After leaching, Kaolin Ruprechtov is stripped of a grain size fraction of 0.063 to 0.20 mm, which has been subjected to magnetic separation at a magnetic field strength of 1.0 Tesla. The magnetic fraction contains, for example, 0.258 wt. % manganese Mn, 0.123 wt. % Rb and the like and from macrocomponents for example 7.45 wt. % iron Fe. Concentrates of iron Fe, cobalt Co and manganese Mn were obtained by selective magnetic separation with lower magnetic field induction (see table).

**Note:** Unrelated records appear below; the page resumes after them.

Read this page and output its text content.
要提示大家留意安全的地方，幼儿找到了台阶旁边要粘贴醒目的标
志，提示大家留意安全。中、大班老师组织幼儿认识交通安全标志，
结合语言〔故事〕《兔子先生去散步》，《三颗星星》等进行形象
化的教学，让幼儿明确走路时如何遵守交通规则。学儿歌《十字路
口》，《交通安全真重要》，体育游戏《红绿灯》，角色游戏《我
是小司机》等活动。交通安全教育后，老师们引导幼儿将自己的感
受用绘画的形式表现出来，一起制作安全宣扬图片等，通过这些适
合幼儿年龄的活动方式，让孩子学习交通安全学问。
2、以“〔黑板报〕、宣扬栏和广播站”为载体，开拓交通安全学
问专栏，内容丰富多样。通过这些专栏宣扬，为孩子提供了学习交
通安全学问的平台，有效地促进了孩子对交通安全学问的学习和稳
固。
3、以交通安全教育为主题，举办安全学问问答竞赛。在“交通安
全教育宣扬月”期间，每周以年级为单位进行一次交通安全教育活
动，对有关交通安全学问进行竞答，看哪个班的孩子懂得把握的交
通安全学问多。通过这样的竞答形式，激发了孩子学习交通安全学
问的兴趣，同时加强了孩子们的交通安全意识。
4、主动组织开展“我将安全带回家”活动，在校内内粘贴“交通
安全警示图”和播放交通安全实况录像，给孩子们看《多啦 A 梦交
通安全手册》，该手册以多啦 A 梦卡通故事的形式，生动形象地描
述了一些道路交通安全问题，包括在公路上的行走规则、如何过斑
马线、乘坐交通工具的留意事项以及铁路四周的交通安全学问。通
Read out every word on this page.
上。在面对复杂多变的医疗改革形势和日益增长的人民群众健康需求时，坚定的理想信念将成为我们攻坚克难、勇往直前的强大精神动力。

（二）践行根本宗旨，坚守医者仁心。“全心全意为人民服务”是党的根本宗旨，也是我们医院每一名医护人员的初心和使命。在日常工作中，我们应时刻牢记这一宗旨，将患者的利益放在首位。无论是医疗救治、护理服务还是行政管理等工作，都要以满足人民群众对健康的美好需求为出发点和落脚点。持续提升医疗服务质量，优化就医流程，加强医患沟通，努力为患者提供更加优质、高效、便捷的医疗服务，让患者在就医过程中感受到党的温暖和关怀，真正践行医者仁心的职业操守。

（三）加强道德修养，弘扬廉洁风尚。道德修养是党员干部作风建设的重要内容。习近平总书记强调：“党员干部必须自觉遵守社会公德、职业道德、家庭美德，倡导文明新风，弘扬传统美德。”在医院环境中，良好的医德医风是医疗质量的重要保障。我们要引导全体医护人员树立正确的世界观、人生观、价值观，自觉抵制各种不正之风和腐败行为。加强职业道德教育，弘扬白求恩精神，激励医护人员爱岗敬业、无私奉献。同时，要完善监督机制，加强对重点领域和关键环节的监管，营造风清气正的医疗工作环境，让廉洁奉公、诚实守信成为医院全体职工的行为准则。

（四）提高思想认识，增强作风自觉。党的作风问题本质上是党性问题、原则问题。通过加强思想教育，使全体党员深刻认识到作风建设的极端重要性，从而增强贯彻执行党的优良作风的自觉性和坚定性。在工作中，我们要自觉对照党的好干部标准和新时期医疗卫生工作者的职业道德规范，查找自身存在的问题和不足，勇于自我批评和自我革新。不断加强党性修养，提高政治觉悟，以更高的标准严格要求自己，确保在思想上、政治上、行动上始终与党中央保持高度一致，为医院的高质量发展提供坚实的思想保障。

Magnetic content of Ruprechtov kaolin

Field strength / Tesla / Fe% Mn% What% By% 1 Tesla 7.45 0.258 0.65 13.61 0.468 0.038 0.50 17.85 0.685 0.061 0.006 0.35 0.935 0.101 0.014

The table shows a huge increase in the iron content with the induction of a magnetic field of 0.35 Tesla (from 7.45 wt.% To 23.75 wt.%, Ie a concentration of Fe by 16.3 wt.%!), Manganese from 0.258 wt. . % to almost 1%, cobalt by 0.063 wt. % apod.

Claims (2)

PATENT CLAIMS A process for obtaining concentrates of rare and strategic elements, oxides and minerals by selective magnetic separation, wherein the material to be treated is first subjected to dry powder or wet magnetic separation in suspension by induction of up to 5T, characterized in that after the formation of magnetic and non-magnetic The magnetic fraction thus obtained is again selectively divided by the action of a weaker magnetic field than 1 T in the range of 0.1 to 0.35 T into two parts, where in the first part there are more magnetizable substances, i.e. ferro and ferromagnetic substances or even mixed substances. bound to them, containing substances selected from the group comprising in particular lithium Li, rubidium Rb and niobium Nb, and in the remainder generally less magnetizable substances, i.e. steam and diamagnetic substances, thus increasing the concentration of the desired element, oxide or mineral. Process according to Claim 1, characterized in that the concentration increase by selective magnetic separation is carried out on elements, oxides or minerals comprising substances selected from the group consisting of, for example, iron Fe, manganese Mn, lithium Li, rubidium Rb, cesium Cs, niobium Nb , cobalt Co, nickel Ni, bismuth Bi, thallium TI, tantalum Ta, tin Sn, titanium Ti and tungsten W, thus creating concentrates of rare and strategic elements, oxides or minerals.